Since the British voted to leave the EU last year, there has been a further rise of Europe’s populist movements that are on the cusp of sweeping far-right, nationalist, and euro-skeptic parties into power across the continent in a series of upcoming elections. Political groups of this type, like our very own United Kingdom Independence Party, were once seen as buffoons; a joke. Well, Europe’s smug elite are not laughing now. Once consigned to the fringes of the political scene, these parties now hold considerable sway, arguably enhanced by President Trump’s notorious victory.
UKIP’s former leader Nigel Farage – a friend of the American President – has handed over the leadership reins to a man who makes Cletus Spuckler seem like a dangerous intellectual; yet they are within a gnat’s whisker of winning another seat in the UK parliament.
In the Netherlands, a certain Geert Wilders with his Tarzan-like hair seems very likely to carry his far-right party to victory in the soon to be held Dutch elections.

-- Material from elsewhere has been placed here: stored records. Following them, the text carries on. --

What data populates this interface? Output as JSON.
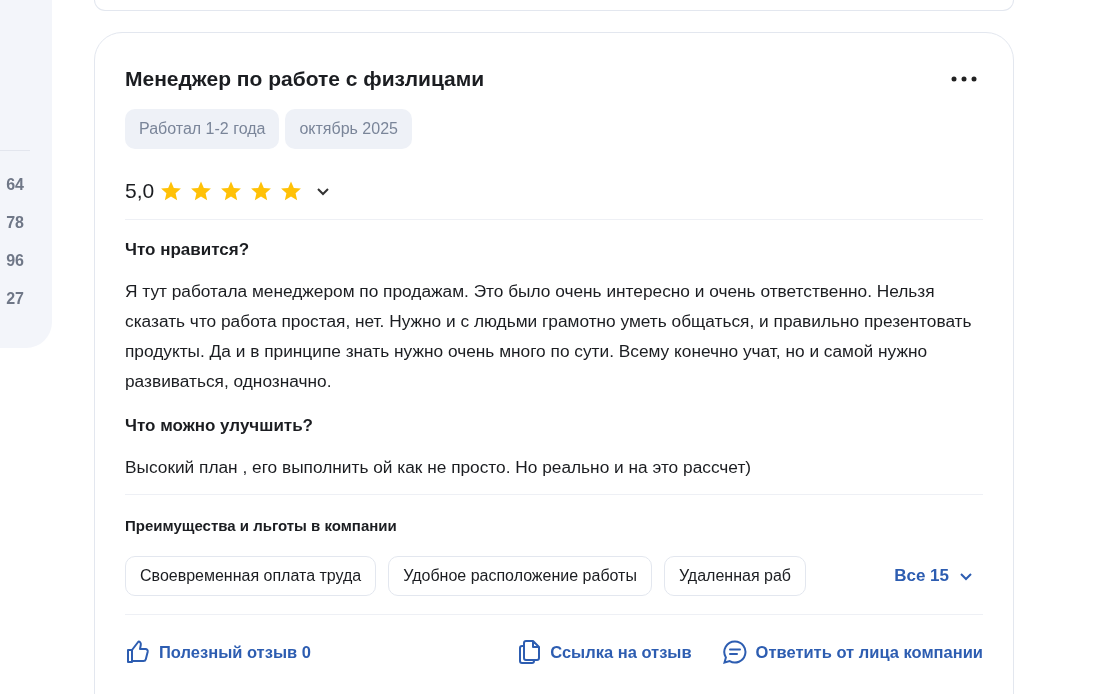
{
  "sidebar": {
    "stats": [
      "64",
      "78",
      "96",
      "27"
    ]
  },
  "review": {
    "title": "Менеджер по работе с физлицами",
    "tags": [
      "Работал 1-2 года",
      "октябрь 2025"
    ],
    "rating": {
      "value": "5,0",
      "stars": 5
    },
    "sections": [
      {
        "heading": "Что нравится?",
        "text": "Я тут работала менеджером по продажам. Это было очень интересно и очень ответственно. Нельзя сказать что работа простая, нет. Нужно и с людьми грамотно уметь общаться, и правильно презентовать продукты. Да и в принципе знать нужно очень много по сути. Всему конечно учат, но и самой нужно развиваться, однозначно."
      },
      {
        "heading": "Что можно улучшить?",
        "text": "Высокий план , его выполнить ой как не просто. Но реально и на это рассчет)"
      }
    ],
    "benefits": {
      "heading": "Преимущества и льготы в компании",
      "items": [
        "Своевременная оплата труда",
        "Удобное расположение работы",
        "Удаленная раб"
      ],
      "more": "Все 15"
    },
    "actions": [
      {
        "kind": "like",
        "label": "Полезный отзыв 0"
      },
      {
        "kind": "link",
        "label": "Ссылка на отзыв"
      },
      {
        "kind": "reply",
        "label": "Ответить от лица компании"
      }
    ]
  }
}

Similarly, Marine Le Pen of the French Front National is within an outside chance of becoming President soon. It is my contention the Euro-federalists have brought it upon themselves. Never has the running of the European Union seemed so remote. The British people see unelected, often self-important people calling the shots and they don’t like it.

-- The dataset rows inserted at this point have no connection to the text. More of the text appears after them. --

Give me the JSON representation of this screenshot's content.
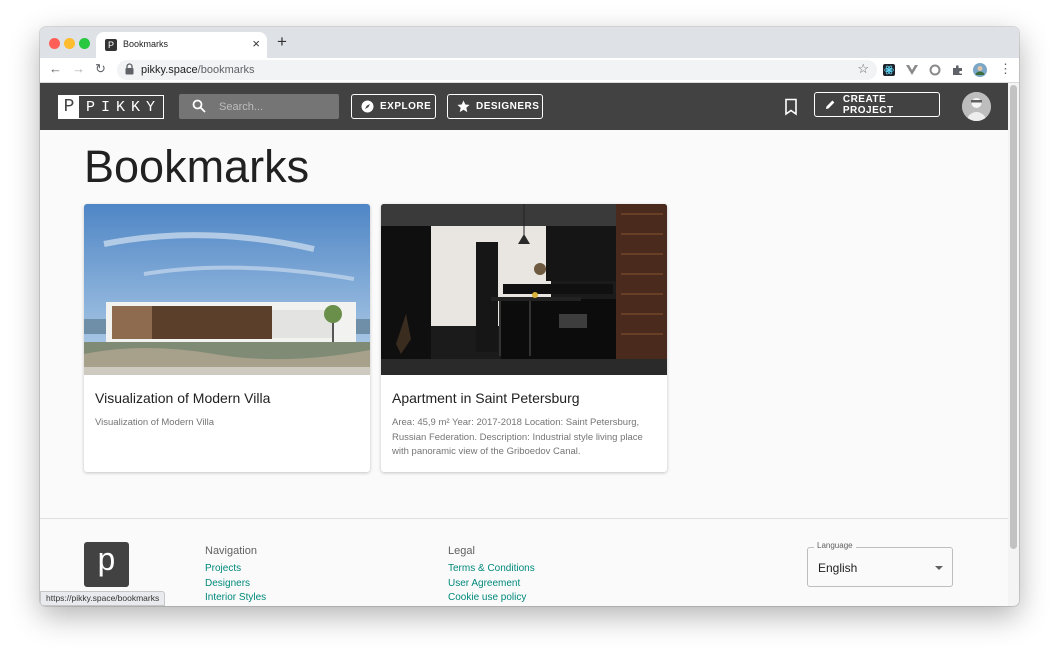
{
  "browser": {
    "tab_favicon": "P",
    "tab_title": "Bookmarks",
    "tab_close": "×",
    "new_tab": "+",
    "url_host": "pikky.space",
    "url_path": "/bookmarks",
    "status_url": "https://pikky.space/bookmarks",
    "back_icon": "←",
    "forward_icon": "→",
    "reload_icon": "↻",
    "star_icon": "☆",
    "menu_icon": "⋮"
  },
  "header": {
    "logo_letter": "P",
    "logo_word": "PIKKY",
    "search_placeholder": "Search...",
    "explore_label": "EXPLORE",
    "designers_label": "DESIGNERS",
    "create_label": "CREATE PROJECT"
  },
  "page": {
    "title": "Bookmarks"
  },
  "cards": [
    {
      "title": "Visualization of Modern Villa",
      "description": "Visualization of Modern Villa"
    },
    {
      "title": "Apartment in Saint Petersburg",
      "description": "Area: 45,9 m² Year: 2017-2018 Location: Saint Petersburg, Russian Federation. Description: Industrial style living place with panoramic view of the Griboedov Canal."
    }
  ],
  "footer": {
    "logo_letter": "p",
    "navigation": {
      "heading": "Navigation",
      "links": [
        "Projects",
        "Designers",
        "Interior Styles"
      ]
    },
    "legal": {
      "heading": "Legal",
      "links": [
        "Terms & Conditions",
        "User Agreement",
        "Cookie use policy"
      ]
    },
    "language": {
      "label": "Language",
      "value": "English"
    }
  },
  "colors": {
    "appbar": "#424242",
    "link": "#00897b",
    "page_bg": "#fafafa"
  }
}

Voters tend, in general, to see things in black and white. That’s why the UK voted “out.” It may not prove to be a rational decision but the plain fact is that as things stand, the voters just didn’t like the smell emanating from Brussels. This same sense of being talked down to by the political elite could explain the rise of your President.
The turmoil is sure to continue.
Winds Of Change
This turmoil is highly likely to affect the car industry and not just in Europe. In the United States, your President’s proto-protectionist policies are already having an unsettling effect on foreign car makers. American manufacturers are bringing jobs back to the States and the United Auto Workers, so we hear, are planning an advertisement to get U.S. car customers to “Buy American.”

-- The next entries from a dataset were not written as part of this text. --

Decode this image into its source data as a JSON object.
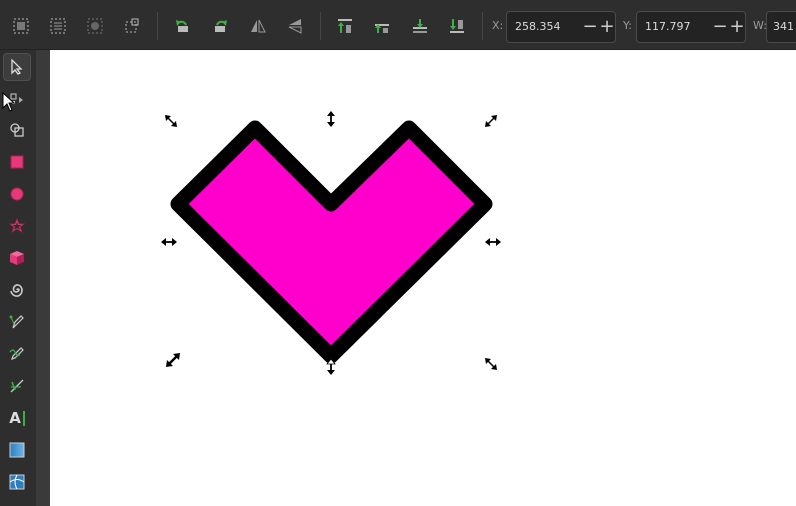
{
  "toolbar": {
    "x_label": "X:",
    "x_value": "258.354",
    "y_label": "Y:",
    "y_value": "117.797",
    "w_label": "W:",
    "w_value": "341",
    "minus": "−",
    "plus": "+"
  },
  "tools": [
    {
      "name": "selector-tool",
      "icon": "arrow-pointer-icon"
    },
    {
      "name": "node-tool",
      "icon": "node-edit-icon"
    },
    {
      "name": "tweak-tool",
      "icon": "shape-builder-icon"
    },
    {
      "name": "rectangle-tool",
      "icon": "rectangle-icon"
    },
    {
      "name": "ellipse-tool",
      "icon": "circle-icon"
    },
    {
      "name": "star-tool",
      "icon": "star-icon"
    },
    {
      "name": "3d-box-tool",
      "icon": "cube-icon"
    },
    {
      "name": "spiral-tool",
      "icon": "spiral-icon"
    },
    {
      "name": "pen-tool",
      "icon": "pen-icon"
    },
    {
      "name": "pencil-tool",
      "icon": "pencil-icon"
    },
    {
      "name": "calligraphy-tool",
      "icon": "calligraphy-icon"
    },
    {
      "name": "text-tool",
      "icon": "text-icon"
    },
    {
      "name": "gradient-tool",
      "icon": "gradient-icon"
    },
    {
      "name": "mesh-tool",
      "icon": "mesh-icon"
    }
  ],
  "text_tool_glyph": "A",
  "colors": {
    "shape_fill": "#ff00cc",
    "shape_stroke": "#000000",
    "accent_green": "#3cb043",
    "tool_pink": "#e6397a"
  }
}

That does not bode well for the much-vaunted global car industry.
Meanwhile, back here in blighted Britain – that running sore on the nose of European integration – we await the verdict on the GM fire-sale. With the British Government planning to signal our official leaving of the European Union in March, there are still stormy seas ahead for the UK car industry.
Already car prices in Britain have risen by over five percent since that fatal vote, thanks to a weak currency and other Brexit woes. Even if the Vauxhall factories continue production in some form or another, will their exports be subject to tariffs on the European border just a few scant miles across the English channel? Will our tit-for-tat tariffs have a similar effect on Euro car makers?
If this turmoil does adversely affect the European car industry and the PSA Group hits rough waters, who are they going to put in the lifeboats first? It won’t be the neighbors, it will be their own family, that’s for damn sure. Call me paranoid but I think this wind of change is an ill one and, like President Trump’s hair in a gale, the outcome won’t be pretty.